Badan Penyelengara Jaminan Sosial (BPJS) Kesehatan adalah sebagai
berikut :
Berdasarkan semua permasalahan tersebut, pemerintah harus segera
melakukan perbaikan terhadap proses bisnis BPJS Kesehatan. Pemerintah
sebenarnya telah melakukan perbaikan. Hanya saja perbaikan itu baru berfokus
pada aspek supply layanan kesehatan berupa pembatasan layanan kesehatan
yang ditanggung. Seperti yang diterangkan sebelumnya, hal ini hanya akan
memperbaiki aspek moral hazard dan di satu sisi lain akan menyebabkan aspek
adverse selection semakin membesar.

Oleh karena itu, pemerintah juga harus mulai berani memperbiki aspek
demand dari layanan kesehatan itu sendiri. Hal ini dapat dilakukan dengan
menyesuaikan premi JKN dengan tingkat risiko penerima manfaat, khususnya
premi untuk kelas 1 dan kelas 2. Sedangkan, pada kelas 3 pemerintah dapat
melakukan penyesuaian dalam bentuk pengelompokan kategori masyarakat
yang ditanggung oleh pemerintah, dalam hal ini masyarakat miskin dan
membutuhkan. Pemerintah juga harus siap menyediakan subsidi sebagai
bentuk bantuan terhadap masyarakat yang menerima pelayanan kelas 3.

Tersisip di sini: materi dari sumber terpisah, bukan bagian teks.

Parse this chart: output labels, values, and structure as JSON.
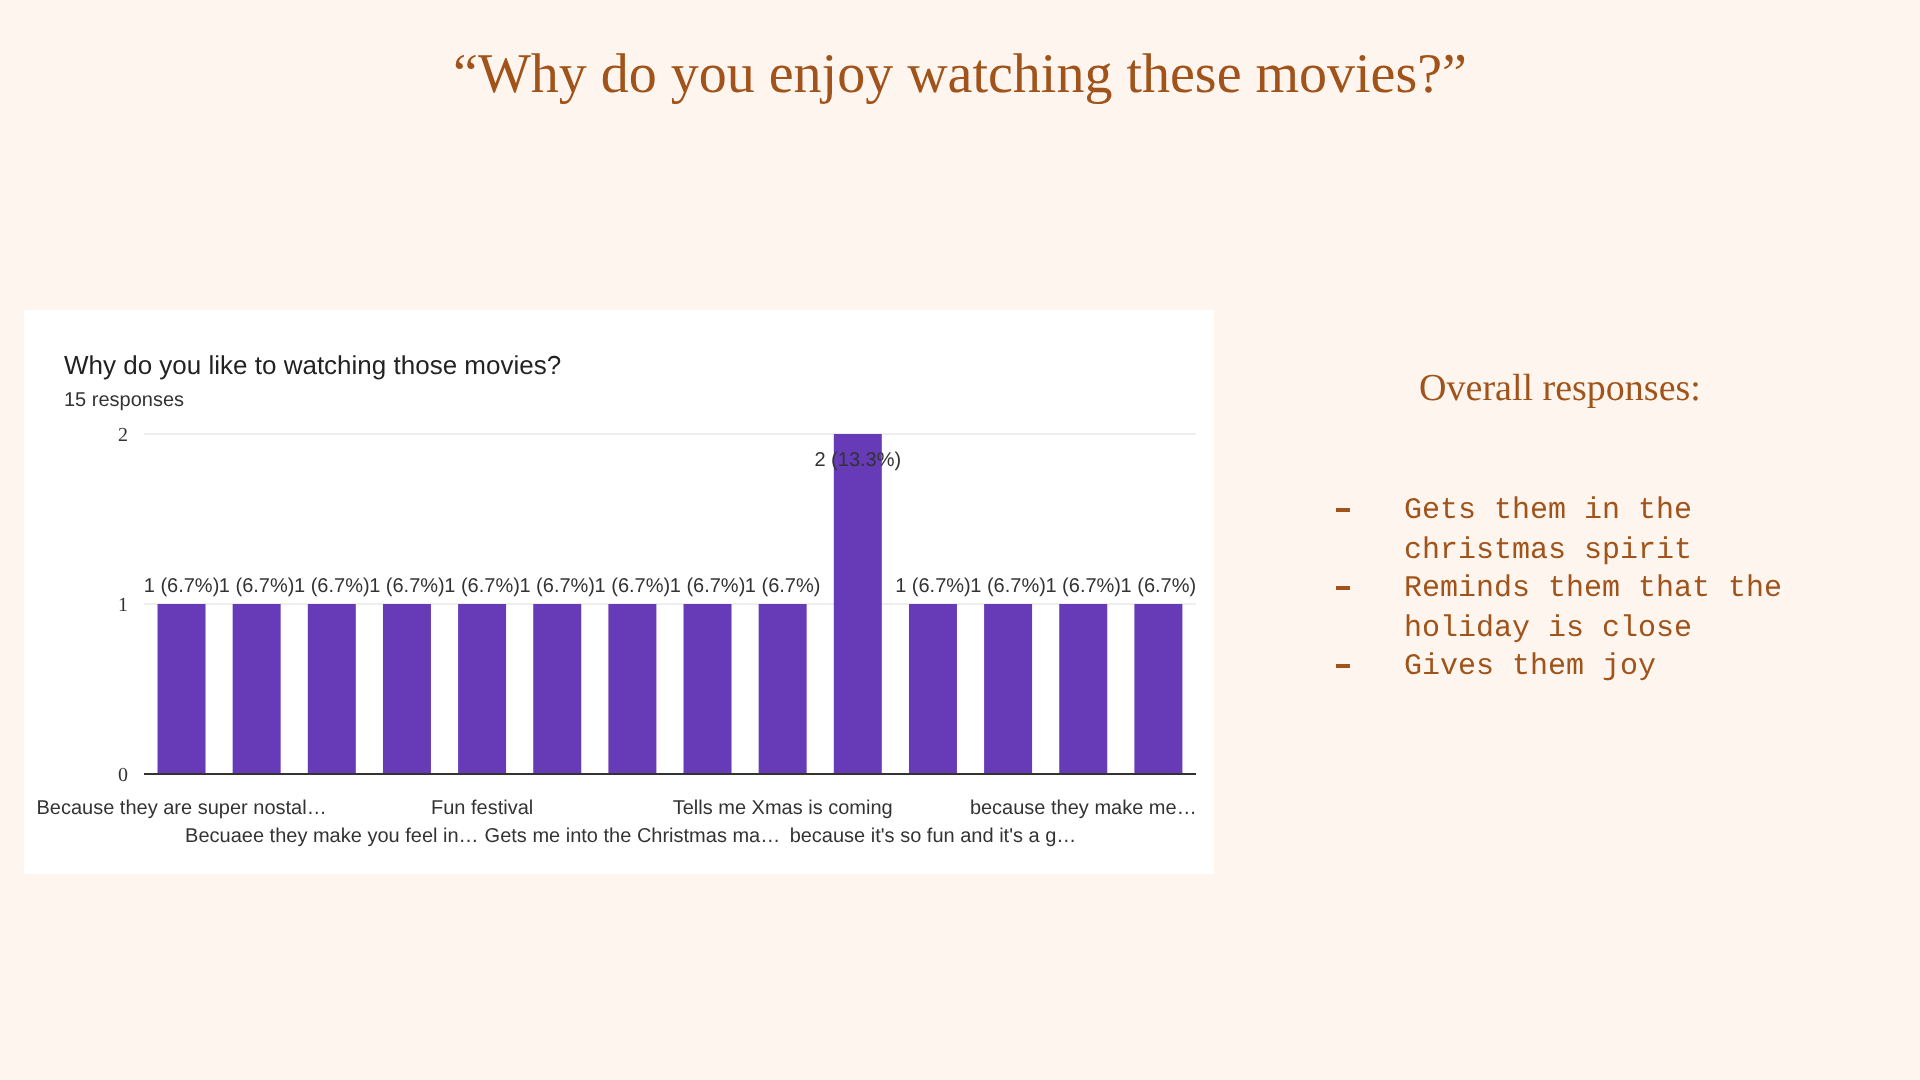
{
  "chart_data": {
    "type": "bar",
    "title": "Why do you like to watching those movies?",
    "subtitle": "15 responses",
    "categories": [
      "Because they are super nostal…",
      null,
      "Becuaee they make you feel in…",
      null,
      "Fun festival",
      null,
      "Gets me into the Christmas ma…",
      null,
      "Tells me Xmas is coming",
      null,
      "because it's so fun and it's a g…",
      null,
      "because they make me…",
      null
    ],
    "values": [
      1,
      1,
      1,
      1,
      1,
      1,
      1,
      1,
      1,
      2,
      1,
      1,
      1,
      1
    ],
    "value_labels": [
      "1 (6.7%)",
      "1 (6.7%)",
      "1 (6.7%)",
      "1 (6.7%)",
      "1 (6.7%)",
      "1 (6.7%)",
      "1 (6.7%)",
      "1 (6.7%)",
      "1 (6.7%)",
      "2 (13.3%)",
      "1 (6.7%)",
      "1 (6.7%)",
      "1 (6.7%)",
      "1 (6.7%)"
    ],
    "color": "#673ab7",
    "ylim": [
      0,
      2
    ],
    "yticks": [
      0,
      1,
      2
    ],
    "grid": "y",
    "annotations": [
      "“Why do you enjoy watching these movies?”",
      "Overall responses:",
      "Gets them in the christmas spirit",
      "Reminds them that the holiday is close",
      "Gives them joy"
    ]
  }
}
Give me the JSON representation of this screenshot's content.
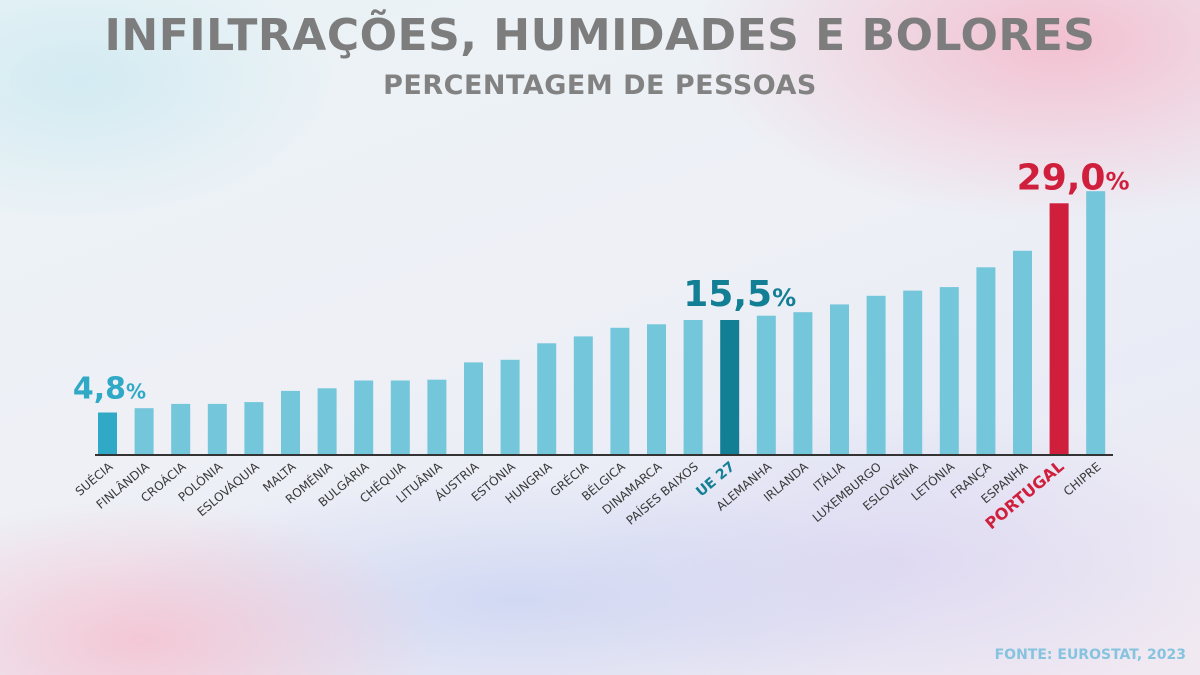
{
  "title": "INFILTRAÇÕES, HUMIDADES E BOLORES",
  "subtitle": "PERCENTAGEM DE PESSOAS",
  "source": "FONTE: EUROSTAT, 2023",
  "colors": {
    "bar": "#74c6da",
    "lowest": "#2fa9c6",
    "eu": "#137f95",
    "portugal": "#cf1f3c",
    "axis": "#333333",
    "tick_label": "#3a3a3a"
  },
  "chart_data": {
    "type": "bar",
    "title": "INFILTRAÇÕES, HUMIDADES E BOLORES",
    "subtitle": "PERCENTAGEM DE PESSOAS",
    "categories": [
      "SUÉCIA",
      "FINLÂNDIA",
      "CROÁCIA",
      "POLÓNIA",
      "ESLOVÁQUIA",
      "MALTA",
      "ROMÉNIA",
      "BULGÁRIA",
      "CHÉQUIA",
      "LITUÂNIA",
      "ÁUSTRIA",
      "ESTÓNIA",
      "HUNGRIA",
      "GRÉCIA",
      "BÉLGICA",
      "DINAMARCA",
      "PAÍSES BAIXOS",
      "UE 27",
      "ALEMANHA",
      "IRLANDA",
      "ITÁLIA",
      "LUXEMBURGO",
      "ESLOVÉNIA",
      "LETÓNIA",
      "FRANÇA",
      "ESPANHA",
      "PORTUGAL",
      "CHIPRE"
    ],
    "values": [
      4.8,
      5.3,
      5.8,
      5.8,
      6.0,
      7.3,
      7.6,
      8.5,
      8.5,
      8.6,
      10.6,
      10.9,
      12.8,
      13.6,
      14.6,
      15.0,
      15.5,
      15.5,
      16.0,
      16.4,
      17.3,
      18.3,
      18.9,
      19.3,
      21.6,
      23.5,
      29.0,
      30.4
    ],
    "ylim": [
      0,
      31
    ],
    "xlabel": "",
    "ylabel": "",
    "highlight": {
      "lowest": {
        "category": "SUÉCIA",
        "number": "4,8",
        "unit": "%"
      },
      "eu": {
        "category": "UE 27",
        "number": "15,5",
        "unit": "%"
      },
      "portugal": {
        "category": "PORTUGAL",
        "number": "29,0",
        "unit": "%"
      }
    },
    "grid": false,
    "legend": "none"
  }
}
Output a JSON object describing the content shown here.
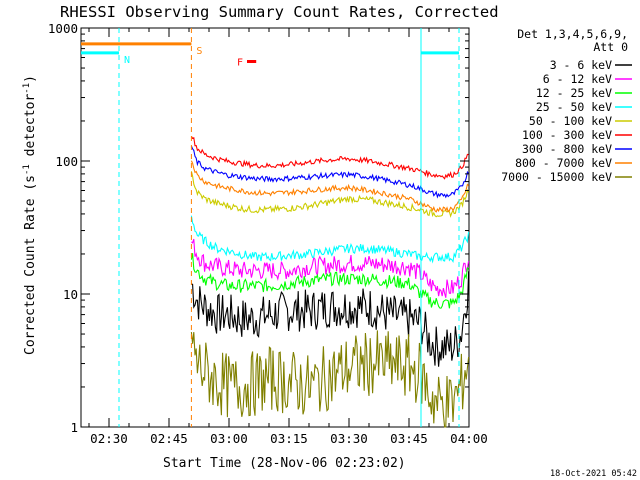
{
  "chart_data": {
    "type": "line",
    "title": "RHESSI Observing Summary Count Rates, Corrected",
    "xlabel": "Start Time (28-Nov-06 02:23:02)",
    "ylabel": "Corrected Count Rate (s⁻¹ detector⁻¹)",
    "ylabel_parts": {
      "a": "Corrected Count Rate (s",
      "b": "-1",
      "c": " detector",
      "d": "-1",
      "e": ")"
    },
    "footer": "18-Oct-2021 05:42",
    "yscale": "log",
    "ylim": [
      1,
      1000
    ],
    "xlim_min": [
      143,
      240
    ],
    "x_ticks": [
      {
        "min": 150,
        "label": "02:30"
      },
      {
        "min": 165,
        "label": "02:45"
      },
      {
        "min": 180,
        "label": "03:00"
      },
      {
        "min": 195,
        "label": "03:15"
      },
      {
        "min": 210,
        "label": "03:30"
      },
      {
        "min": 225,
        "label": "03:45"
      },
      {
        "min": 240,
        "label": "04:00"
      }
    ],
    "y_ticks": [
      {
        "value": 1,
        "label": "1"
      },
      {
        "value": 10,
        "label": "10"
      },
      {
        "value": 100,
        "label": "100"
      },
      {
        "value": 1000,
        "label": "1000"
      }
    ],
    "legend": {
      "header": [
        "Det 1,3,4,5,6,9,",
        "Att 0"
      ],
      "entries": [
        {
          "label": "3 - 6 keV",
          "color": "#000000"
        },
        {
          "label": "6 - 12 keV",
          "color": "#ff00ff"
        },
        {
          "label": "12 - 25 keV",
          "color": "#00ff00"
        },
        {
          "label": "25 - 50 keV",
          "color": "#00ffff"
        },
        {
          "label": "50 - 100 keV",
          "color": "#cccc00"
        },
        {
          "label": "100 - 300 keV",
          "color": "#ff0000"
        },
        {
          "label": "300 - 800 keV",
          "color": "#0000ff"
        },
        {
          "label": "800 - 7000 keV",
          "color": "#ff8000"
        },
        {
          "label": "7000 - 15000 keV",
          "color": "#808000"
        }
      ]
    },
    "flags": [
      {
        "letter": "N",
        "color": "#00ffff",
        "value": 650,
        "segments": [
          [
            143,
            152.5
          ],
          [
            228,
            237.5
          ]
        ]
      },
      {
        "letter": "S",
        "color": "#ff8000",
        "value": 760,
        "segments": [
          [
            143,
            170.6
          ]
        ]
      },
      {
        "letter": "F",
        "color": "#ff0000",
        "value": 560,
        "segments": [
          [
            184.5,
            186.8
          ]
        ]
      }
    ],
    "markers": [
      {
        "min": 152.5,
        "color": "#00ffff",
        "style": "dashed"
      },
      {
        "min": 170.6,
        "color": "#ff8000",
        "style": "dashed"
      },
      {
        "min": 228,
        "color": "#00ffff",
        "style": "solid"
      },
      {
        "min": 237.5,
        "color": "#00ffff",
        "style": "dashed"
      }
    ],
    "series": [
      {
        "name": "3 - 6 keV",
        "color": "#000000",
        "x": [
          170.6,
          172,
          174,
          177,
          180,
          183,
          186,
          190,
          195,
          200,
          205,
          210,
          215,
          220,
          225,
          228,
          230,
          232,
          234,
          236,
          238,
          240
        ],
        "y": [
          12,
          9,
          8,
          7,
          7,
          6.5,
          6.5,
          7,
          7.5,
          7.5,
          8,
          8,
          8,
          7,
          6.5,
          6,
          4.5,
          4,
          4,
          4,
          5,
          13
        ]
      },
      {
        "name": "6 - 12 keV",
        "color": "#ff00ff",
        "x": [
          170.6,
          172,
          174,
          177,
          180,
          183,
          186,
          190,
          195,
          200,
          205,
          210,
          215,
          220,
          225,
          228,
          230,
          232,
          234,
          236,
          238,
          240
        ],
        "y": [
          25,
          20,
          17,
          16,
          15.5,
          15,
          15,
          15,
          15,
          16,
          16.5,
          17,
          17,
          16.5,
          16,
          14,
          12,
          11,
          11,
          11,
          13,
          20
        ]
      },
      {
        "name": "12 - 25 keV",
        "color": "#00ff00",
        "x": [
          170.6,
          172,
          174,
          177,
          180,
          183,
          186,
          190,
          195,
          200,
          205,
          210,
          215,
          220,
          225,
          228,
          230,
          232,
          234,
          236,
          238,
          240
        ],
        "y": [
          19,
          15,
          13,
          12,
          11.5,
          11.5,
          11.5,
          11.5,
          12,
          12.5,
          13,
          13,
          13,
          12.5,
          12,
          10,
          9,
          8.5,
          8.5,
          8.5,
          10,
          16
        ]
      },
      {
        "name": "25 - 50 keV",
        "color": "#00ffff",
        "x": [
          170.6,
          172,
          174,
          177,
          180,
          183,
          186,
          190,
          195,
          200,
          205,
          210,
          215,
          220,
          225,
          228,
          230,
          232,
          234,
          236,
          238,
          240
        ],
        "y": [
          38,
          28,
          25,
          22,
          21,
          20,
          19,
          19,
          19.5,
          20,
          21,
          22,
          22,
          21,
          20,
          19,
          19,
          19,
          19,
          19,
          22,
          28
        ]
      },
      {
        "name": "50 - 100 keV",
        "color": "#cccc00",
        "x": [
          170.6,
          172,
          174,
          177,
          180,
          183,
          186,
          190,
          195,
          200,
          205,
          210,
          215,
          220,
          225,
          228,
          230,
          232,
          234,
          236,
          238,
          240
        ],
        "y": [
          80,
          58,
          52,
          48,
          46,
          44,
          43,
          43,
          44,
          46,
          49,
          52,
          51,
          48,
          45,
          43,
          41,
          40,
          40,
          41,
          46,
          62
        ]
      },
      {
        "name": "100 - 300 keV",
        "color": "#ff0000",
        "x": [
          170.6,
          172,
          174,
          177,
          180,
          183,
          186,
          190,
          195,
          200,
          205,
          210,
          215,
          220,
          225,
          228,
          230,
          232,
          234,
          236,
          238,
          240
        ],
        "y": [
          160,
          125,
          112,
          104,
          99,
          96,
          93,
          92,
          94,
          98,
          102,
          104,
          100,
          94,
          88,
          84,
          80,
          78,
          77,
          79,
          88,
          115
        ]
      },
      {
        "name": "300 - 800 keV",
        "color": "#0000ff",
        "x": [
          170.6,
          172,
          174,
          177,
          180,
          183,
          186,
          190,
          195,
          200,
          205,
          210,
          215,
          220,
          225,
          228,
          230,
          232,
          234,
          236,
          238,
          240
        ],
        "y": [
          130,
          98,
          88,
          82,
          78,
          76,
          74,
          73,
          74,
          76,
          78,
          79,
          76,
          71,
          66,
          62,
          58,
          56,
          55,
          56,
          63,
          85
        ]
      },
      {
        "name": "800 - 7000 keV",
        "color": "#ff8000",
        "x": [
          170.6,
          172,
          174,
          177,
          180,
          183,
          186,
          190,
          195,
          200,
          205,
          210,
          215,
          220,
          225,
          228,
          230,
          232,
          234,
          236,
          238,
          240
        ],
        "y": [
          102,
          78,
          70,
          65,
          62,
          60,
          58,
          57,
          58,
          60,
          62,
          63,
          60,
          56,
          52,
          48,
          45,
          43,
          43,
          44,
          50,
          68
        ]
      },
      {
        "name": "7000 - 15000 keV",
        "color": "#808000",
        "x": [
          170.6,
          172,
          174,
          177,
          180,
          183,
          186,
          190,
          195,
          200,
          205,
          210,
          215,
          220,
          225,
          228,
          230,
          232,
          234,
          236,
          238,
          240
        ],
        "y": [
          4.5,
          3,
          2.6,
          2.2,
          2,
          2,
          2.1,
          2.3,
          2.2,
          2,
          2.4,
          2.8,
          3,
          3,
          2.8,
          2.5,
          1.8,
          1.5,
          1.5,
          1.5,
          2,
          3.5
        ]
      }
    ]
  }
}
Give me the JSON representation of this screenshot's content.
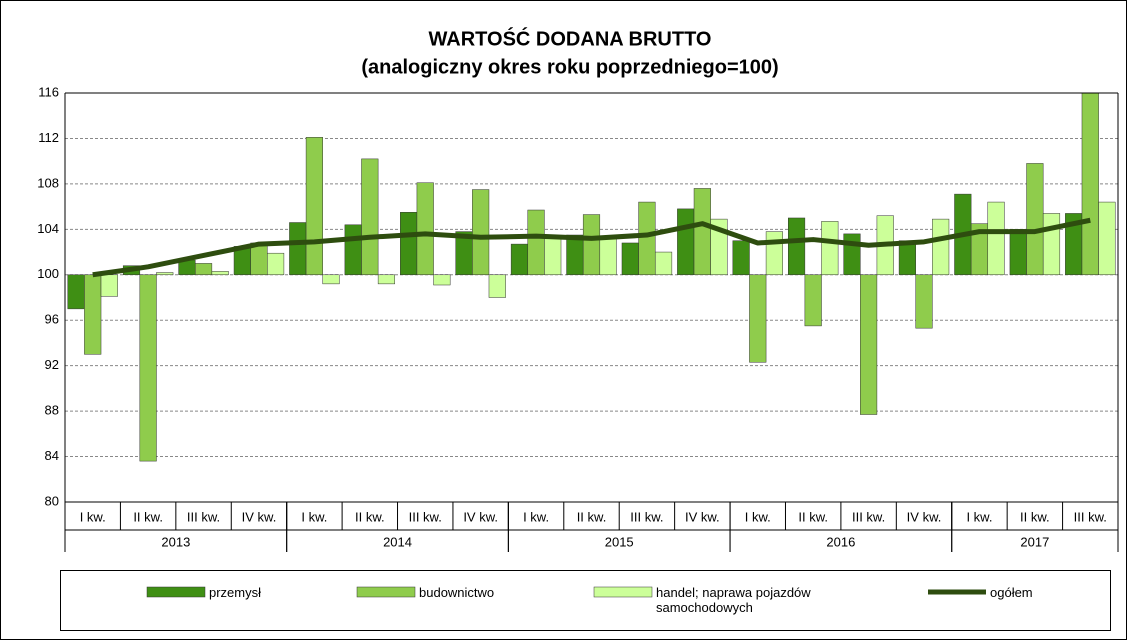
{
  "chart_data": {
    "type": "bar",
    "title": "WARTOŚĆ DODANA BRUTTO",
    "subtitle": "(analogiczny okres roku poprzedniego=100)",
    "categories": [
      "I kw.",
      "II kw.",
      "III kw.",
      "IV kw.",
      "I kw.",
      "II kw.",
      "III kw.",
      "IV kw.",
      "I kw.",
      "II kw.",
      "III kw.",
      "IV kw.",
      "I kw.",
      "II kw.",
      "III kw.",
      "IV kw.",
      "I kw.",
      "II kw.",
      "III kw."
    ],
    "groups": [
      {
        "label": "2013",
        "count": 4
      },
      {
        "label": "2014",
        "count": 4
      },
      {
        "label": "2015",
        "count": 4
      },
      {
        "label": "2016",
        "count": 4
      },
      {
        "label": "2017",
        "count": 3
      }
    ],
    "series": [
      {
        "name": "przemysł",
        "color": "#3f8f14",
        "values": [
          97.0,
          100.8,
          101.3,
          102.5,
          104.6,
          104.4,
          105.5,
          103.8,
          102.7,
          103.5,
          102.8,
          105.8,
          103.0,
          105.0,
          103.6,
          103.0,
          107.1,
          104.0,
          105.4
        ]
      },
      {
        "name": "budownictwo",
        "color": "#8fcc4c",
        "values": [
          93.0,
          83.6,
          101.0,
          102.8,
          112.1,
          110.2,
          108.1,
          107.5,
          105.7,
          105.3,
          106.4,
          107.6,
          92.3,
          95.5,
          87.7,
          95.3,
          104.5,
          109.8,
          117.0
        ]
      },
      {
        "name": "handel; naprawa pojazdów samochodowych",
        "color": "#ccff99",
        "values": [
          98.1,
          100.2,
          100.3,
          101.9,
          99.2,
          99.2,
          99.1,
          98.0,
          103.3,
          103.3,
          102.0,
          104.9,
          103.8,
          104.7,
          105.2,
          104.9,
          106.4,
          105.4,
          106.4
        ]
      },
      {
        "name": "ogółem",
        "color": "#2e4d0f",
        "line": true,
        "values": [
          100.0,
          100.7,
          101.7,
          102.7,
          102.9,
          103.3,
          103.6,
          103.3,
          103.4,
          103.2,
          103.5,
          104.5,
          102.8,
          103.1,
          102.6,
          102.9,
          103.8,
          103.8,
          104.8
        ]
      }
    ],
    "ylim": [
      80,
      116
    ],
    "yticks": [
      80,
      84,
      88,
      92,
      96,
      100,
      104,
      108,
      112,
      116
    ],
    "grid": true
  }
}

Kebijakan ini memang tidak cukup populis. Pemerintah akan mendapat


sentimen yang buruk mengenai BPJS Kesehatan pada saat kebijakan ini
diterapkan. Tidak menutup kemungkinan pula akan terjadi keengganan dari
beberapa kalangan untuk membayar premi. Tapi, apabila kebijakan BPJS
Kesehatan telah cukup baik, kendala itu tidak akan menjadi masalah. Kualitas
yang membaik akan mengembalikan kepercayaan masyarakat, dan pada saat
yang sama BPJS akan mampu mencapai keseimbangan dalam proses bisnisnya.
Jika tidak, BPJS hanya akan membiarkan bom waktu yang dapat berujung pada
menghilangnya JKN yang sejauh ini sangat bermanfaat bagi masyarakat.